NWOSU asks federal education officials if names of discretionary scholarship recipients are public information

Northwestern Oklahoma State University will ask federal education officials if the names of students receiving scholarships funded by Alva sales taxes may be disclosed to the public, NWOSU President Janet Cunningham said in a recent newspaper column.

But the answer might already be "no."

In May 2009, the Education Department advised the University of Central Arkansas at Conway "not to release the names of who got millions of dollars in publicly funded, no-criteria, discretionary scholarships under the UCA president’s auspices," the Arkansas Democrat-Gazette reported.

After the federal official who wrote the letter was fired in February, the newspaper appealed his decision regarding UCA's now-discontinued Presidential Discretionary Scholarship Program.

But in a recent letter, the Education Department's compliance office "stood by its old decision," reporter Debra Hale-Shelton told the FOI Oklahoma Blog.

However, she said, the office "also suggested that certain scholarships not related to financial aid needs were exempt."

"Still, UCA refused to release the information," Hale-Shelton said.

She had asked UCA for the names after learning that "some of the people on that list got these scholarships because they were friends or children of friends of the former president, Lu Hardin," Hale-Shelton told the Student Press Law Center in 2009.

"[The scholarships] were political favors," she said.

In an article this past February, Hale-Shelton noted that "the very thing that made the presidential discretionary scholarships an issue was one reason" the federal official said UCA should not disclose the names.

The then-director of the Family Policy Compliance Office had cited the lack of published criteria as a reason for not disclosing which students received the scholarships.

Some universities include scholarships in the definition of honors and awards received by students, which the Family Educational Rights and Privacy Act lets schools disclose unless the student has objected in writing.

But the exception would not apply “in situations where the basis for the scholarship is undefined or could be need-based or related to a student’s financial need,” wrote then-Director Paul Gammill.

“Because the release of this type of scholarship information in personally identifiable form could be potentially harmful or an invasion of privacy, FERPA would preclude the university from disclosing this information without the prior written consent of the recipient,” Gammill wrote.

UCA's scholarships seem similar to those awarded by NWOSU.

NWOSU officials in June refused to disclose who got scholarships funded by the Alva Economic Development Incentive Sales Tax Grant this past spring. The school had made the information public for 10 years under an agreement with the city.

But the general counsel for the Regional University System of Oklahoma told the school that disclosing the names violates FERPA, said NWOSU's president in a column published June 27 in the Alva Review-Courier.

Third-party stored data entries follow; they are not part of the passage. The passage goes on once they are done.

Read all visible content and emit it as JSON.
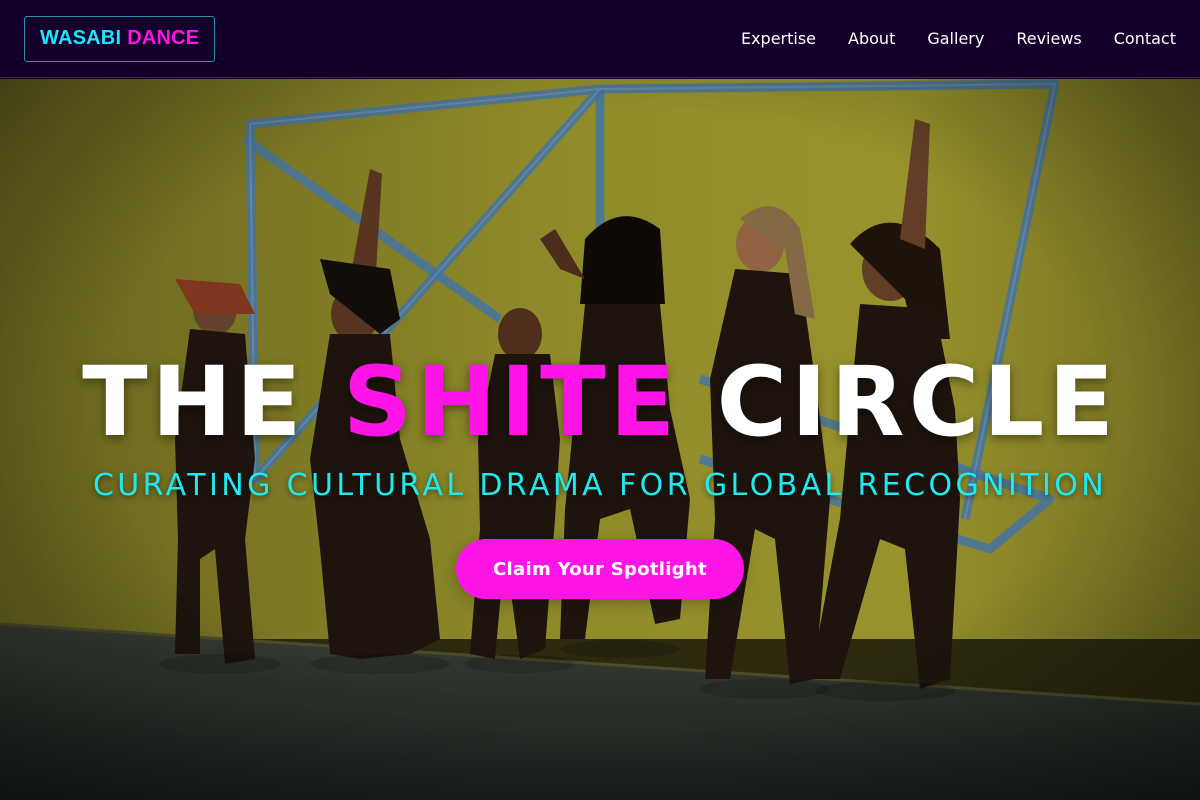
{
  "brand": {
    "first": "WASABI",
    "second": "DANCE"
  },
  "nav": {
    "items": [
      {
        "label": "Expertise"
      },
      {
        "label": "About"
      },
      {
        "label": "Gallery"
      },
      {
        "label": "Reviews"
      },
      {
        "label": "Contact"
      }
    ]
  },
  "hero": {
    "title_start": "THE ",
    "title_highlight": "SHITE",
    "title_end": " CIRCLE",
    "subtitle": "CURATING CULTURAL DRAMA FOR GLOBAL RECOGNITION",
    "cta_label": "Claim Your Spotlight"
  },
  "colors": {
    "nav_bg": "#14002a",
    "accent_pink": "#ff14e8",
    "accent_cyan": "#1fe9ef",
    "wall": "#c9c235"
  }
}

NWOSU distributed $214,000 from the scholarship fund for the spring semester. The money comes from a 1999 city sales tax approved by Alva voters for economic development.

"Half was dedicated to Northwestern to create an incentive for students to attend Northwestern and establish a permanent or part-time residence in Alva," Cunningham wrote in her column. "The charge to Northwestern was simple – use the money in the best way possible to attract the largest number of students."

In January,
The Alva Review-Courier raised questions about the distribution of the fall semester scholarships.

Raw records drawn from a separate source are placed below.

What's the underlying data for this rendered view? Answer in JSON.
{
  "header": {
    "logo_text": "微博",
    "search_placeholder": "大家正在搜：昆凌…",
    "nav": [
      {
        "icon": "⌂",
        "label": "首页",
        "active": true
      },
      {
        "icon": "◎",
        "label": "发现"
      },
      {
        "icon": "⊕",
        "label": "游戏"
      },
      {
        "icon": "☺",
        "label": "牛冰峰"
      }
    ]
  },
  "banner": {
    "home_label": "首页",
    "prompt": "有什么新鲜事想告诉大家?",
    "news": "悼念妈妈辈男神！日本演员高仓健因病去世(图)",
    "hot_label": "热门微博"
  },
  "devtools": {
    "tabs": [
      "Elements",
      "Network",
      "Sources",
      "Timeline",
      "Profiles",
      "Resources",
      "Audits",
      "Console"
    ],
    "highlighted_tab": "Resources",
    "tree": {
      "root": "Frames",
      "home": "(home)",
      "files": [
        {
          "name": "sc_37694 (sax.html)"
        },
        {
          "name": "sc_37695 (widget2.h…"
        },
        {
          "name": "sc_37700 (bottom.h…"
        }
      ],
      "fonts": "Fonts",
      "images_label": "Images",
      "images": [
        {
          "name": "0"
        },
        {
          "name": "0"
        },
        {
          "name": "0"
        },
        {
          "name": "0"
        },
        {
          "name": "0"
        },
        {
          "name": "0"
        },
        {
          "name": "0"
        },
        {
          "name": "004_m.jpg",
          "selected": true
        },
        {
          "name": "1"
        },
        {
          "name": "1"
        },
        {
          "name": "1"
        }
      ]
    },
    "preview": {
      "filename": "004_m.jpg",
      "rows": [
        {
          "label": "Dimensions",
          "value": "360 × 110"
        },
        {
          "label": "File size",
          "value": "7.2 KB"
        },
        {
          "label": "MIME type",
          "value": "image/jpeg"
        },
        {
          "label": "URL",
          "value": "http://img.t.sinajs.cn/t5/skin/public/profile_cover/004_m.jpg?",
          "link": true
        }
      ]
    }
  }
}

Of the $220,222, NWOSU awarded $57,000 to 57 athletes, the newspaper reported. Each received $1,000, which was the largest amount given to students. In contrast, 18 students received valedictorian scholarships of $750 each.

Cunningham said the university "continues to make available to all members of the city council a list of students who receive funds, the amounts they receive, and the purpose of the award – such as participation in an extra-curricular program."

"The people elected to represent us on the city council have access to all information regarding the program," Cunningham said. "However, in Mr. (Charlie) Babb's opinion, FERPA precludes the public disclosure of this information without the student's permission."

Wouldn't disclosing the names to council members be a FERPA violation? If not, why can't the information be released to the public?

Aren't Alva's residents entitled to know if their tax money is being doled out as it was intended?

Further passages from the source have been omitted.